The Washington Redskins may not know how good they have it.
As the team attempts to lock up quarterback Kirk Cousins to a long-term deal, the rhetoric emanating from the NFC East franchise suggests a belief that their signal-caller is merely an above-average passer. The numbers say that’s selling him short.
“Kirk has proven he’s in the top 15 quarterbacks,” Doug Williams, now the Redskins’ senior vice president of player personnel, said recently. The comment wasn’t meant as a slight (and may have been a negotiating tactic), as Williams has indicated that he certainly wants to lock Cousins up to a new deal.
Former general manager Scot McCloughan indicated in May that he felt Cousins had reached his ceiling and that the quarterback needed to be surrounded by other talent. Though McCloughan is now out of the picture, his sentiment appears to be a popular perception of Cousins — a solid but unremarkable quarterback. The advanced metrics paint a different picture, one of an upper-tier passer who probably deserves the higher compensation he seeks.

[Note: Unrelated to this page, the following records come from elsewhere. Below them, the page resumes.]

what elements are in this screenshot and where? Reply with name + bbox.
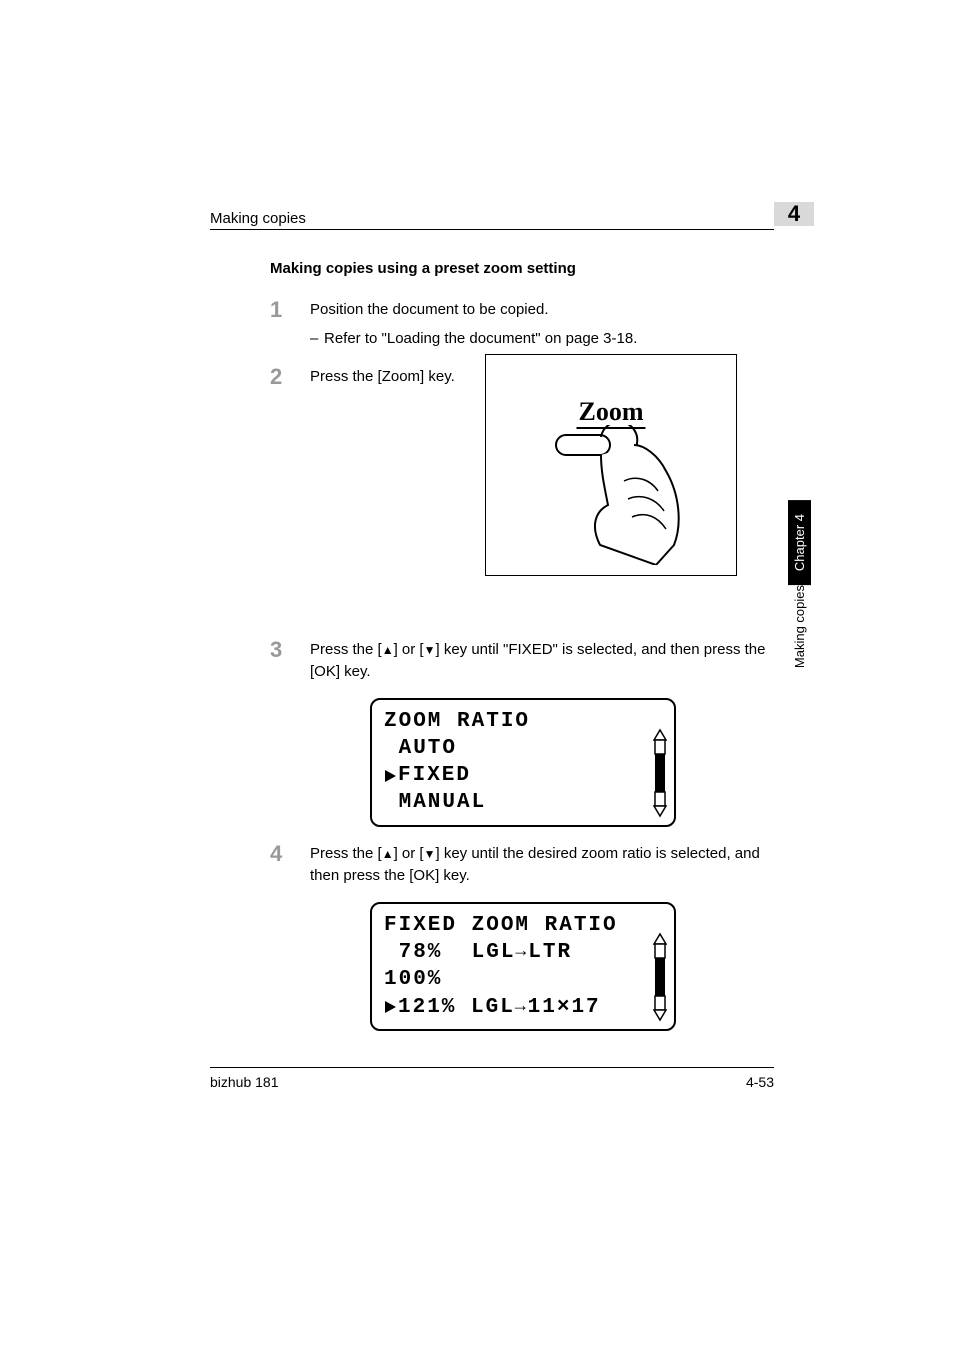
lcd2-row-100: 100%: [384, 966, 664, 993]
chapter-badge: 4: [774, 202, 814, 226]
step-1-num: 1: [270, 299, 310, 321]
footer-model: bizhub 181: [210, 1074, 279, 1090]
header-section: Making copies: [210, 210, 306, 227]
lcd1-row-fixed: FIXED: [384, 762, 664, 789]
lcd-zoom-ratio: ZOOM RATIO AUTO FIXED MANUAL: [370, 698, 676, 827]
step-3-text: Press the [▲] or [▼] key until "FIXED" i…: [310, 639, 774, 684]
pointer-icon: [384, 1000, 398, 1014]
lcd1-title: ZOOM RATIO: [384, 708, 664, 735]
lcd2-row-78: 78% LGL→LTR: [384, 939, 664, 966]
up-triangle-icon: ▲: [382, 643, 394, 657]
step-2-num: 2: [270, 366, 310, 388]
lcd-fixed-zoom: FIXED ZOOM RATIO 78% LGL→LTR 100% 121% L…: [370, 902, 676, 1031]
arrow-right-icon: →: [515, 996, 528, 1019]
scrollbar-icon: [652, 728, 668, 818]
zoom-key-figure: Zoom: [485, 354, 737, 576]
pointer-icon: [384, 769, 398, 783]
step-3-num: 3: [270, 639, 310, 661]
zoom-hand-icon: [546, 425, 686, 565]
page-header: Making copies 4: [210, 210, 774, 230]
side-label: Making copies: [788, 585, 811, 682]
lcd1-row-manual: MANUAL: [384, 789, 664, 816]
lcd1-row-auto: AUTO: [384, 735, 664, 762]
lcd2-title: FIXED ZOOM RATIO: [384, 912, 664, 939]
step-2-text: Press the [Zoom] key.: [310, 368, 455, 385]
down-triangle-icon: ▼: [424, 847, 436, 861]
step-3: 3 Press the [▲] or [▼] key until "FIXED"…: [270, 639, 774, 684]
scrollbar-icon: [652, 932, 668, 1022]
arrow-right-icon: →: [515, 941, 528, 964]
side-chapter: Chapter 4: [788, 500, 811, 585]
step-1-sub: –Refer to "Loading the document" on page…: [310, 328, 774, 351]
up-triangle-icon: ▲: [382, 847, 394, 861]
step-4-num: 4: [270, 843, 310, 865]
down-triangle-icon: ▼: [424, 643, 436, 657]
side-tab: Chapter 4 Making copies: [788, 500, 814, 682]
chapter-number: 4: [788, 203, 800, 226]
step-4: 4 Press the [▲] or [▼] key until the des…: [270, 843, 774, 888]
section-title: Making copies using a preset zoom settin…: [270, 260, 774, 277]
footer-page: 4-53: [746, 1074, 774, 1090]
lcd2-row-121: 121% LGL→11×17: [384, 994, 664, 1021]
page-footer: bizhub 181 4-53: [210, 1067, 774, 1090]
step-1-text: Position the document to be copied.: [310, 299, 774, 322]
step-4-text: Press the [▲] or [▼] key until the desir…: [310, 843, 774, 888]
step-1: 1 Position the document to be copied. –R…: [270, 299, 774, 356]
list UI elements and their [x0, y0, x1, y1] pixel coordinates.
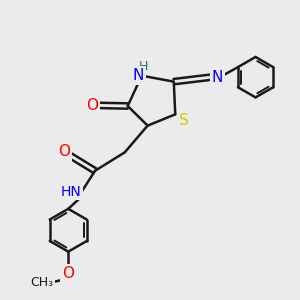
Text: H: H: [139, 60, 148, 73]
Text: N: N: [212, 70, 223, 85]
Text: O: O: [62, 266, 74, 281]
Text: O: O: [86, 98, 98, 113]
Text: O: O: [58, 144, 70, 159]
Text: CH₃: CH₃: [30, 276, 53, 289]
Text: S: S: [179, 113, 188, 128]
Text: HN: HN: [61, 184, 82, 199]
Text: N: N: [132, 68, 144, 83]
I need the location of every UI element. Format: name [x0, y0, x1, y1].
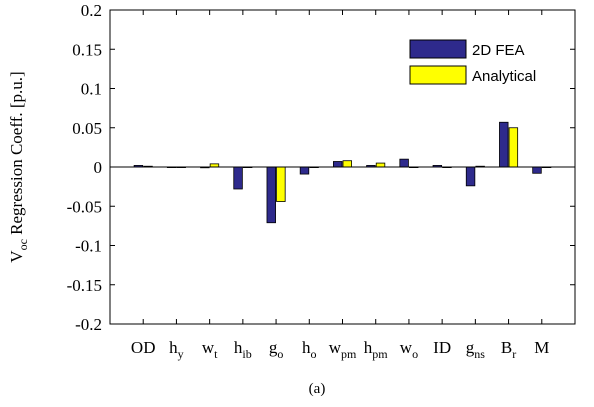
x-tick-label-11: Br [501, 338, 516, 361]
y-tick-label-8: 0.2 [81, 1, 102, 20]
x-tick-label-4: go [269, 338, 284, 361]
y-tick-label-0: -0.2 [75, 315, 102, 334]
x-tick-label-9: ID [433, 338, 451, 357]
legend-swatch-0 [409, 39, 467, 59]
x-tick-label-1: hy [169, 338, 184, 361]
y-tick-label-2: -0.1 [75, 237, 102, 256]
bar-fea-4 [266, 166, 276, 224]
x-tick-label-8: wo [400, 338, 418, 361]
bar-fea-10 [465, 166, 476, 187]
bar-fea-12 [532, 166, 542, 174]
bar-analytical-11 [508, 127, 519, 168]
legend-label-0: 2D FEA [472, 42, 525, 59]
bars-layer [133, 121, 552, 224]
y-tick-label-7: 0.15 [72, 40, 102, 59]
x-tick-label-3: hib [234, 338, 252, 361]
x-axis: OD hy wt hib go ho wpm hpm wo ID gns Br M [131, 10, 549, 361]
y-tick-label-1: -0.15 [67, 276, 102, 295]
x-tick-label-0: OD [131, 338, 156, 357]
x-tick-label-2: wt [202, 338, 218, 361]
legend-label-1: Analytical [472, 68, 536, 85]
x-tick-label-5: ho [302, 338, 317, 361]
legend: 2D FEA Analytical [409, 39, 536, 85]
figure-caption: (a) [309, 381, 326, 397]
bar-fea-5 [299, 166, 310, 175]
bar-analytical-6 [342, 160, 353, 168]
x-tick-label-6: wpm [329, 338, 357, 361]
x-tick-label-10: gns [466, 338, 486, 361]
y-axis: -0.2 -0.15 -0.1 -0.05 0 0.05 0.1 0.15 0.2 [67, 1, 575, 334]
bar-fea-3 [233, 166, 243, 190]
y-axis-label: Voc Regression Coeff. [p.u.] [7, 71, 30, 262]
y-tick-label-5: 0.05 [72, 119, 102, 138]
bar-fea-11 [499, 121, 509, 168]
x-tick-label-7: hpm [364, 338, 389, 361]
bar-analytical-7 [375, 162, 386, 168]
x-tick-label-12: M [534, 338, 549, 357]
y-tick-label-6: 0.1 [81, 80, 102, 99]
y-tick-label-4: 0 [94, 158, 103, 177]
legend-swatch-1 [409, 65, 467, 85]
bar-fea-8 [399, 158, 409, 168]
bar-fea-6 [332, 161, 343, 168]
bar-analytical-4 [276, 166, 286, 202]
y-tick-label-3: -0.05 [67, 197, 102, 216]
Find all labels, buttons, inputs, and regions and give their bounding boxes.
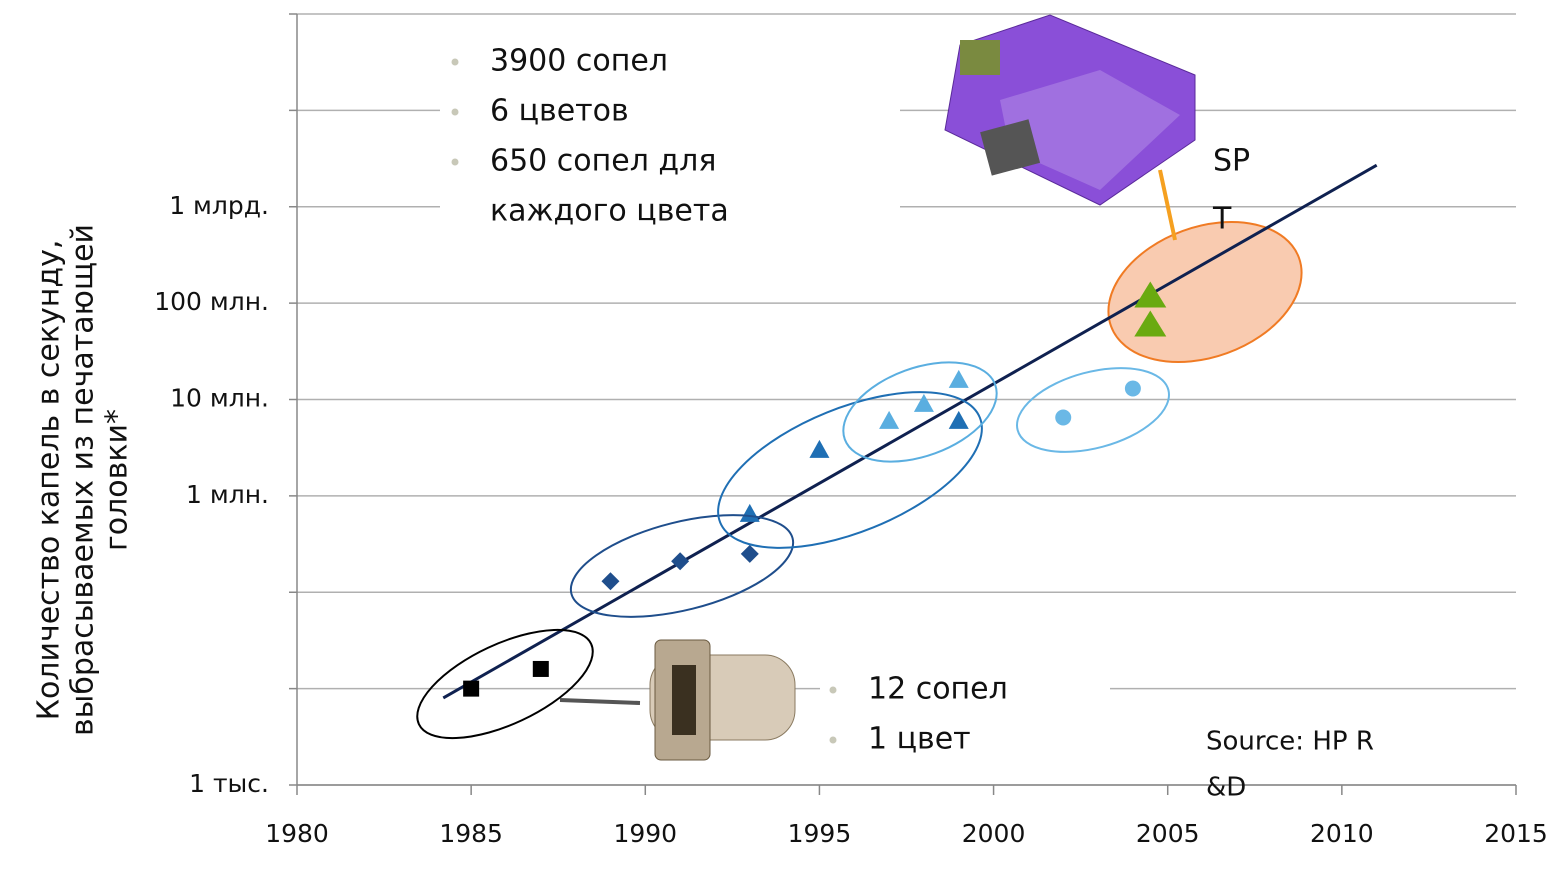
group-ellipse bbox=[1107, 220, 1303, 364]
data-point bbox=[948, 410, 969, 429]
annotation-background bbox=[820, 665, 1110, 765]
data-point bbox=[1134, 281, 1167, 308]
foreground-layer: 1 тыс. 1 млн. 10 млн. 100 млн. 1 млрд. 1980 19… bbox=[32, 44, 1548, 849]
data-point bbox=[463, 680, 480, 697]
annotation-text: 650 сопел для bbox=[490, 144, 716, 179]
group-ellipse bbox=[416, 628, 594, 740]
data-point bbox=[1134, 310, 1167, 337]
x-tick-label: 2015 bbox=[1484, 819, 1548, 848]
data-point bbox=[879, 410, 900, 429]
y-tick-label: 1 млн. bbox=[186, 480, 269, 509]
data-point bbox=[913, 393, 934, 412]
data-point bbox=[809, 439, 830, 458]
printhead-image bbox=[944, 14, 1196, 206]
bullet bbox=[451, 108, 459, 116]
group-ellipse bbox=[842, 361, 998, 463]
y-tick-label: 100 млн. bbox=[154, 287, 269, 316]
y-tick-label: 1 млрд. bbox=[169, 191, 269, 220]
group-ellipse bbox=[569, 514, 795, 618]
data-point bbox=[1055, 409, 1072, 426]
callout-line bbox=[559, 698, 641, 705]
annotation-text: 1 цвет bbox=[868, 722, 971, 757]
trend-line bbox=[442, 163, 1378, 700]
source-note: Source: HP R bbox=[1206, 727, 1374, 757]
data-point bbox=[601, 572, 620, 591]
group-ellipse bbox=[1016, 367, 1170, 453]
source-note: &D bbox=[1206, 773, 1246, 803]
data-point bbox=[948, 369, 969, 388]
annotation-text: 3900 сопел bbox=[490, 44, 668, 79]
bullet bbox=[829, 686, 837, 694]
y-axis-title: выбрасываемых из печатающей bbox=[66, 224, 101, 736]
bullet bbox=[451, 158, 459, 166]
cartridge-image bbox=[649, 639, 796, 761]
y-axis-title: головки* bbox=[100, 409, 135, 551]
callout-line bbox=[1158, 169, 1177, 241]
y-tick-label: 1 тыс. bbox=[189, 769, 269, 798]
annotation-text: T bbox=[1212, 202, 1232, 237]
group-ellipse bbox=[717, 391, 983, 549]
x-tick-label: 1995 bbox=[788, 819, 852, 848]
annotation-text: 6 цветов bbox=[490, 94, 629, 129]
annotation-text: 12 сопел bbox=[868, 672, 1008, 707]
group-ellipses bbox=[416, 361, 1170, 740]
x-tick-label: 2010 bbox=[1310, 819, 1374, 848]
annotation-background bbox=[440, 30, 900, 240]
x-tick-label: 2005 bbox=[1136, 819, 1200, 848]
data-point bbox=[740, 544, 759, 563]
background-layer bbox=[289, 13, 1517, 795]
annotation-text: каждого цвета bbox=[490, 194, 729, 229]
x-tick-label: 1990 bbox=[613, 819, 677, 848]
data-point bbox=[1124, 380, 1141, 397]
marks-layer bbox=[442, 163, 1378, 700]
bullet bbox=[451, 58, 459, 66]
x-tick-label: 2000 bbox=[962, 819, 1026, 848]
x-tick-label: 1985 bbox=[439, 819, 503, 848]
data-point bbox=[532, 660, 549, 677]
y-axis-title: Количество капель в секунду, bbox=[32, 240, 67, 721]
bullet bbox=[829, 736, 837, 744]
annotation-text: SP bbox=[1213, 144, 1250, 179]
y-tick-label: 10 млн. bbox=[170, 384, 269, 413]
data-point bbox=[739, 503, 760, 522]
x-tick-label: 1980 bbox=[265, 819, 329, 848]
data-point bbox=[671, 552, 690, 571]
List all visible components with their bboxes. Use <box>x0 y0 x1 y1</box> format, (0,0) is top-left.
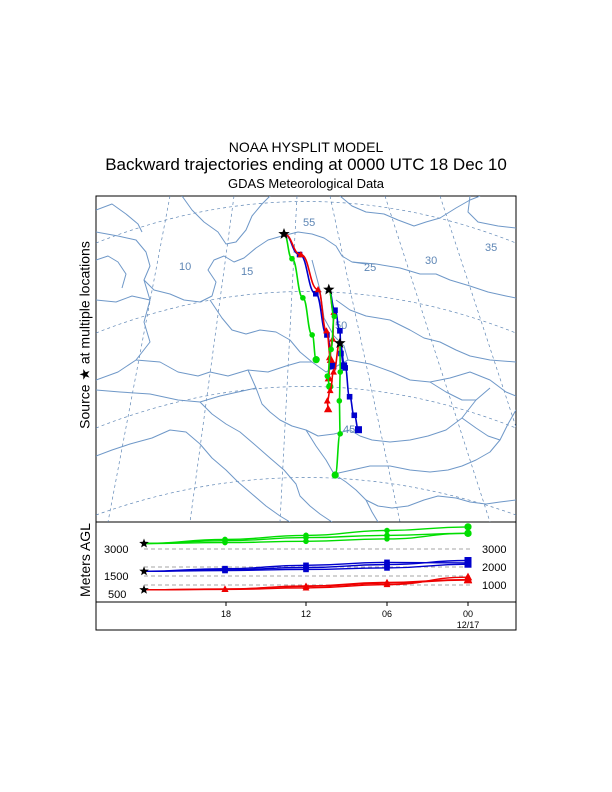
lon-label-35: 35 <box>485 242 497 254</box>
trajectory-layer <box>283 233 362 479</box>
trajectory-marker-6-2 <box>326 386 334 394</box>
source-star-south <box>334 337 346 348</box>
trajectory-marker-5-3 <box>324 373 331 379</box>
map-layer: 55 50 45 10 15 25 30 35 <box>96 196 516 522</box>
model-title: NOAA HYSPLIT MODEL <box>228 139 384 155</box>
time-axis-frame <box>95 601 517 631</box>
height-marker-4-3 <box>384 561 390 568</box>
height-marker-5-3 <box>384 565 390 571</box>
height-marker-8-1 <box>222 539 228 546</box>
trajectory-marker-2-3 <box>323 327 330 334</box>
trajectory-marker-7-3 <box>351 412 358 419</box>
trajectory-marker-6-3 <box>323 397 331 404</box>
map-borders <box>96 196 516 522</box>
time-label-18: 18 <box>221 609 231 619</box>
ref-label-2000: 2000 <box>482 562 506 574</box>
lat-label-55: 55 <box>303 217 315 229</box>
trajectory-end-marker-6 <box>323 404 333 413</box>
height-end-marker-8 <box>464 529 472 537</box>
height-marker-8-3 <box>384 536 390 542</box>
trajectory-marker-8-3 <box>337 431 343 437</box>
data-source-title: GDAS Meteorological Data <box>227 176 385 191</box>
height-marker-8-2 <box>303 538 309 545</box>
trajectory-marker-4-2 <box>337 328 343 334</box>
trajectory-marker-8-2 <box>336 398 343 404</box>
lat-label-45: 45 <box>343 424 355 436</box>
map-grid-labels: 55 50 45 10 15 25 30 35 <box>179 217 497 436</box>
time-ticks <box>225 602 469 606</box>
height-end-marker-2 <box>463 575 473 583</box>
trajectory-marker-0-1 <box>289 255 295 262</box>
lon-label-30: 30 <box>425 255 437 267</box>
map-frame <box>95 195 517 523</box>
lon-label-15: 15 <box>241 266 253 278</box>
trajectory-marker-4-3 <box>338 350 344 357</box>
trajectory-marker-0-3 <box>309 332 315 338</box>
trajectory-title: Backward trajectories ending at 0000 UTC… <box>105 155 507 174</box>
height-marker-2-1 <box>221 585 229 592</box>
trajectory-marker-5-1 <box>331 313 338 320</box>
trajectory-marker-2-1 <box>297 251 305 258</box>
ref-label-1000: 1000 <box>482 580 506 592</box>
lon-label-10: 10 <box>179 261 191 273</box>
trajectory-end-marker-0 <box>312 356 320 364</box>
trajectory-marker-7-1 <box>342 365 348 371</box>
height-start-star-500 <box>139 584 149 594</box>
source-star-middle <box>323 283 335 295</box>
trajectory-marker-4-1 <box>332 307 338 314</box>
trajectory-marker-5-2 <box>328 346 334 353</box>
height-start-star-3000 <box>139 538 149 548</box>
trajectory-marker-1-3 <box>324 332 330 338</box>
height-profile-layer <box>139 523 473 594</box>
trajectory-marker-0-2 <box>300 295 306 301</box>
height-end-marker-5 <box>464 560 472 568</box>
start-height-label-500: 500 <box>108 589 126 601</box>
height-start-star-1500 <box>139 566 149 576</box>
start-height-label-1500: 1500 <box>104 571 128 583</box>
height-marker-2-3 <box>383 578 391 585</box>
height-end-marker-6 <box>464 523 472 531</box>
height-end-marker-4 <box>464 557 472 565</box>
trajectory-marker-6-1 <box>330 368 337 375</box>
time-label-12: 12 <box>301 609 311 619</box>
height-marker-2-2 <box>302 582 310 589</box>
time-date-label: 12/17 <box>457 620 480 630</box>
trajectory-end-marker-8 <box>331 471 339 479</box>
ref-label-3000: 3000 <box>482 544 506 556</box>
source-markers <box>278 228 346 348</box>
trajectory-end-marker-1 <box>329 362 337 370</box>
trajectory-marker-8-1 <box>337 369 344 375</box>
height-marker-5-1 <box>222 567 228 574</box>
height-marker-5-2 <box>303 566 309 573</box>
source-star-north <box>278 228 290 239</box>
time-label-06: 06 <box>382 609 392 619</box>
trajectory-end-marker-7 <box>354 426 362 434</box>
trajectory-marker-7-2 <box>346 393 353 400</box>
time-label-00: 00 <box>463 609 473 619</box>
trajectory-marker-2-2 <box>314 286 322 293</box>
height-marker-6-3 <box>384 527 390 534</box>
trajectory-marker-1-2 <box>313 290 319 297</box>
lon-label-25: 25 <box>364 262 376 274</box>
start-height-label-3000: 3000 <box>104 544 128 556</box>
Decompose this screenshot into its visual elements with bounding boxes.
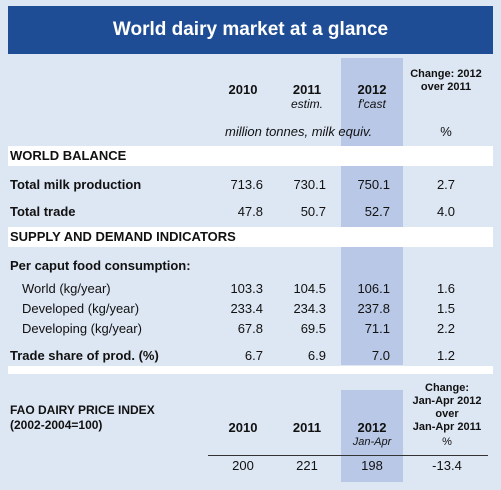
- col-2011: 2011: [292, 82, 322, 97]
- price-index-subheading: (2002-2004=100): [10, 418, 103, 432]
- price-change-line5: %: [442, 436, 452, 448]
- row-label-developing: Developing (kg/year): [22, 321, 142, 336]
- row-label-milk-production: Total milk production: [10, 177, 142, 192]
- row-label-trade-share: Trade share of prod. (%): [10, 348, 159, 363]
- price-col-2011: 2011: [292, 420, 322, 435]
- world-balance-band: [8, 146, 493, 166]
- col-change-line2: over 2011: [420, 81, 472, 93]
- price-2012-highlight: [341, 390, 403, 482]
- col-2011-note: estim.: [290, 97, 323, 111]
- col-change-line1: Change: 2012: [410, 68, 482, 80]
- price-change-line4: Jan-Apr 2011: [412, 421, 482, 433]
- cell-developing-2010: 67.8: [237, 321, 263, 336]
- forecast-column-highlight: [341, 58, 403, 365]
- cell-developing-2012: 71.1: [364, 321, 390, 336]
- price-value-change: -13.4: [432, 458, 462, 473]
- supply-demand-heading: SUPPLY AND DEMAND INDICATORS: [10, 229, 236, 244]
- cell-tradeshare-2011: 6.9: [307, 348, 326, 363]
- units-pct: %: [440, 124, 452, 139]
- col-2010: 2010: [228, 82, 258, 97]
- price-change-line2: Jan-Apr 2012: [412, 395, 482, 407]
- cell-tradeshare-2012: 7.0: [371, 348, 390, 363]
- price-col-2012: 2012: [357, 420, 387, 435]
- per-caput-subheading: Per caput food consumption:: [10, 258, 191, 273]
- cell-tradeshare-2010: 6.7: [244, 348, 263, 363]
- col-2012-note: f'cast: [358, 97, 386, 111]
- cell-trade-2010: 47.8: [237, 204, 263, 219]
- cell-milk-2010: 713.6: [230, 177, 263, 192]
- table-title: World dairy market at a glance: [8, 6, 493, 54]
- col-2012: 2012: [357, 82, 387, 97]
- units-main: million tonnes, milk equiv.: [225, 124, 373, 139]
- price-col-2012-note: Jan-Apr: [352, 436, 392, 448]
- price-rule: [208, 455, 488, 456]
- cell-trade-change: 4.0: [436, 204, 456, 219]
- row-label-developed: Developed (kg/year): [22, 301, 140, 316]
- cell-trade-2012: 52.7: [364, 204, 390, 219]
- cell-trade-2011: 50.7: [300, 204, 326, 219]
- cell-world-2012: 106.1: [357, 281, 390, 296]
- cell-developed-2010: 233.4: [230, 301, 263, 316]
- price-value-2012: 198: [361, 458, 383, 473]
- cell-milk-2012: 750.1: [357, 177, 390, 192]
- price-value-2010: 200: [232, 458, 254, 473]
- cell-developed-2012: 237.8: [357, 301, 390, 316]
- cell-tradeshare-change: 1.2: [436, 348, 456, 363]
- supply-demand-band: [8, 227, 493, 247]
- cell-developing-2011: 69.5: [300, 321, 326, 336]
- cell-milk-2011: 730.1: [293, 177, 326, 192]
- price-change-line3: over: [435, 408, 459, 420]
- cell-world-2010: 103.3: [230, 281, 263, 296]
- price-index-heading: FAO DAIRY PRICE INDEX: [10, 403, 155, 417]
- cell-milk-change: 2.7: [436, 177, 456, 192]
- section-separator: [8, 366, 493, 374]
- row-label-total-trade: Total trade: [10, 204, 76, 219]
- price-col-2010: 2010: [228, 420, 258, 435]
- cell-developing-change: 2.2: [436, 321, 456, 336]
- row-label-world: World (kg/year): [22, 281, 111, 296]
- cell-world-change: 1.6: [436, 281, 456, 296]
- price-value-2011: 221: [296, 458, 318, 473]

Despite a two-interception performance in a Week 17 loss to the New York Giants that cost the Redskins a playoff berth — more evidence for Cousins’ detractors that he’s prone to the late pick — he finished the 2016 season with a Total QBR of 71.7, sixth best in the league. It was not a fluke: He finished in the exact same position the year before. Over the course of 2015 and 2016 combined, QBR ranked him fourth, behind only Dak Prescott (in a one-year sample), Tom Brady and Matt Ryan. To repeat: A two-year sample and Cousins was safely in the company of Brady, Ryan and arguably the best rookie quarterback season in history. People get paid for less.
Though there are some instances when analytics reveal hidden talents, the reality is that much of Cousins’ abilities have been viewable in plain sight: He was the leader of the offense that recorded the second-most passing yards in 2016 while throwing for the third-most yards per attempt (8.1) among quarterbacks.